You already hinted at the fact that when the y is log transformed the regression coefficients can be interpreted as the percentage change in y as a result of a unit change in x. Interaction terms work the same ways as they do with an untransformed y, so your interaction model looks like this:
log(y) = b0 + b1X1 + b2X2 + b3X1X2

You can rewrite it as ``seperate'' regressions for different groups like this:
group 1 (X1=0):
log(y) = b0 + b1*0 + b2X2 +b3*0*X2 = b0 + b2X2

group 2 (X1=1):
log(y) = b0 +b1*1 + b2X2 + b3*1*X2 = (b0 + b1) + (b2 + b3)X2

So b2 can be interpreted as the percentage change in y as a result of a unit change in time (X2) for persons belonging to group 1. b2 + b3 can be interpreted as the percentage change in y as a result of a unit change in time for persons belonging to group 2. You can get standard errors and confidence intervals with -lincom X2 + X1X2-

An alternative (and equivalent) interpretation of the coefficient of the interaction term is the difference in effect of time between group 1 and group 2. This interpretation is very useful if you want to test whether time has a different effect for group one members than for group two members.

You were also interested in finding the point in time where y started to increase. I assumed you realised that y always increases in the models specified above, and that that was the reason you tried the spline regressions. Problem with spline regression in this context is that you do not estimate the point at which y starts to increase. The analyst chooses the location of the knots, and it is this location you actually want to estimate. You can estimate the location (for a fixed number of knots chosen by the analyst) using the -nl- command. I've put an example code showing how to do that underneath this message. However, this approach can be unstable and dependent upon good starting values. Furthermore, you still have to choose the number of knots.

I've just finished a first version of paper where I used an alternative and more flexible approach. Basically the inflection point is the point where the second derivative is zero. I've estimated a loess curve, and calculated the first and second derivative of this curve. Confidence intervals can be created around these curves, so the point where the second derivative is zero can be located. However, I have not found a command that does this in Stata, so I used R (which does have ready to use programs (note plural) doing this). If you are interested, I can send you a version of the paper and the code used to estimate the models.

Hope this helps,
Maarten

Ps. I find it a lot easier to keep track of what I am doing during data preparation and analysis when I give my variables intelligible names like ``time'' or ``female'' (1=true so female, 0=false so male) instead of X1, X2.

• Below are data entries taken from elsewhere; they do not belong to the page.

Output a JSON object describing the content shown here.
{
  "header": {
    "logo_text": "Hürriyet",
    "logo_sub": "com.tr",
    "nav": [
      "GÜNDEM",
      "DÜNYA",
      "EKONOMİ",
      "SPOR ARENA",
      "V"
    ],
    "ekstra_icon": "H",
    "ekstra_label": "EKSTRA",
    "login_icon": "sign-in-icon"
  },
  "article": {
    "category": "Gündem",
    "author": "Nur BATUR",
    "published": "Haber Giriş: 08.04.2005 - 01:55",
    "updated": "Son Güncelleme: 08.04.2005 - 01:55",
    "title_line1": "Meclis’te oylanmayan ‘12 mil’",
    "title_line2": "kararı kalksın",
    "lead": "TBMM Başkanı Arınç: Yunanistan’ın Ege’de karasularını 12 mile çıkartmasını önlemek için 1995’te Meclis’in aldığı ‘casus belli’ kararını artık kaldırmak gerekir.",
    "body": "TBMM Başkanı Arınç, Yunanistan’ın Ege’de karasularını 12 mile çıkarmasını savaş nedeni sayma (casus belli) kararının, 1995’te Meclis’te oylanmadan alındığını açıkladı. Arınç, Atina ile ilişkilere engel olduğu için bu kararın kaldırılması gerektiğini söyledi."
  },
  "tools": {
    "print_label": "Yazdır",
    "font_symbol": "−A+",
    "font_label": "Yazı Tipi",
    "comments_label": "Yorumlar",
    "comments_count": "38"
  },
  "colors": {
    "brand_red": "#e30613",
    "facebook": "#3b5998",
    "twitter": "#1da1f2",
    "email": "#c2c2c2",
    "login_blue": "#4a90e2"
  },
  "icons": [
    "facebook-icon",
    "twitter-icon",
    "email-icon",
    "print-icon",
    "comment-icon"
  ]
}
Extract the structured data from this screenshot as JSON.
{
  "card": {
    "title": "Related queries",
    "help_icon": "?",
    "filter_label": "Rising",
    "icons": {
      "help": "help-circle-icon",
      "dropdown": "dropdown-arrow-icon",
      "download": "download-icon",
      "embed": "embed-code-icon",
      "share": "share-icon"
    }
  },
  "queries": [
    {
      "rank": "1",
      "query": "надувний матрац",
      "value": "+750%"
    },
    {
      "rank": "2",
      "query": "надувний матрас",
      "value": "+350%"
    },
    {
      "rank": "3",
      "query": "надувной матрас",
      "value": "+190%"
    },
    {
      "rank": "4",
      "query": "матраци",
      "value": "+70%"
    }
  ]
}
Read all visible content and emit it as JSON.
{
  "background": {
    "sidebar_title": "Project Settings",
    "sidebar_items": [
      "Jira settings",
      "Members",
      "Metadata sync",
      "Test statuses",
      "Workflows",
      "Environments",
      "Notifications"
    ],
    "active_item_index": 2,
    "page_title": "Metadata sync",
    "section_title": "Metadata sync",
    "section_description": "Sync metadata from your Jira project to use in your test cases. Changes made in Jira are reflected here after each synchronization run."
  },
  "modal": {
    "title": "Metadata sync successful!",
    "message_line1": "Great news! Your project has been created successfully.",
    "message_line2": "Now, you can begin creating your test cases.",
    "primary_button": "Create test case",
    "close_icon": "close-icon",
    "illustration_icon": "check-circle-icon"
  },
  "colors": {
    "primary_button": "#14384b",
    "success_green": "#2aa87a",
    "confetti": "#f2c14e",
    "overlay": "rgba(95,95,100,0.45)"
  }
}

*--------begin example code----------
sysuse auto, clear

scatter price mpg, jitter(4)
/*There seems to be a knot around mpg=20*/
/*getting starting values*/
gen mpg2 = max(mpg-20,0)
reg price mpg mpg2
global b0 = _b[_cons]
global b1 = _b[mpg]
global b2 = _b[mpg2]

/*the model we are trying to estimate is:*/
/*price = b0 + b1 mpg + b2(max(mpg-k1,0)*/
/*k1 is the inflection point you are looking for*/

/*actual estimation*/
capture program drop nlspline
program define nlspline
version 8.2
if "`1'" == "?" {
global S_1 "b0 b1 b2 k1"
global b0 = \$b0
global b1 = \$b1
global b2 = \$b2
global k1 = 20
exit
}
replace `1' = \$b0 + \$b1*mpg + \$b2*(max(mpg-\$k1, 0))
end
nl spline price
*---------------end example code---------------------

-----Original Message-----
From: owner-statalist@hsphsun2.harvard.edu [mailto:owner-statalist@hsphsun2.harvard.edu]On Behalf Of lm335@drexel.edu
Sent: dinsdag 4 oktober 2005 22:15
To: statalist@hsphsun2.harvard.edu
Subject: st: Explaining interaction terms

Hello,
I have 2 questions regarding multiplicative regression models. I hope that the statisticians in the group can help me out.

1) I have a regression model with the dependent variable log-transformed and the first independent variable X1 as taking 0 if belonging to group1 and 1 if belonging to group2, and the second variable X2 denoting time. In this model both the independent variables are significant and it was seen that for the two cases of X1, the curves have different slopes.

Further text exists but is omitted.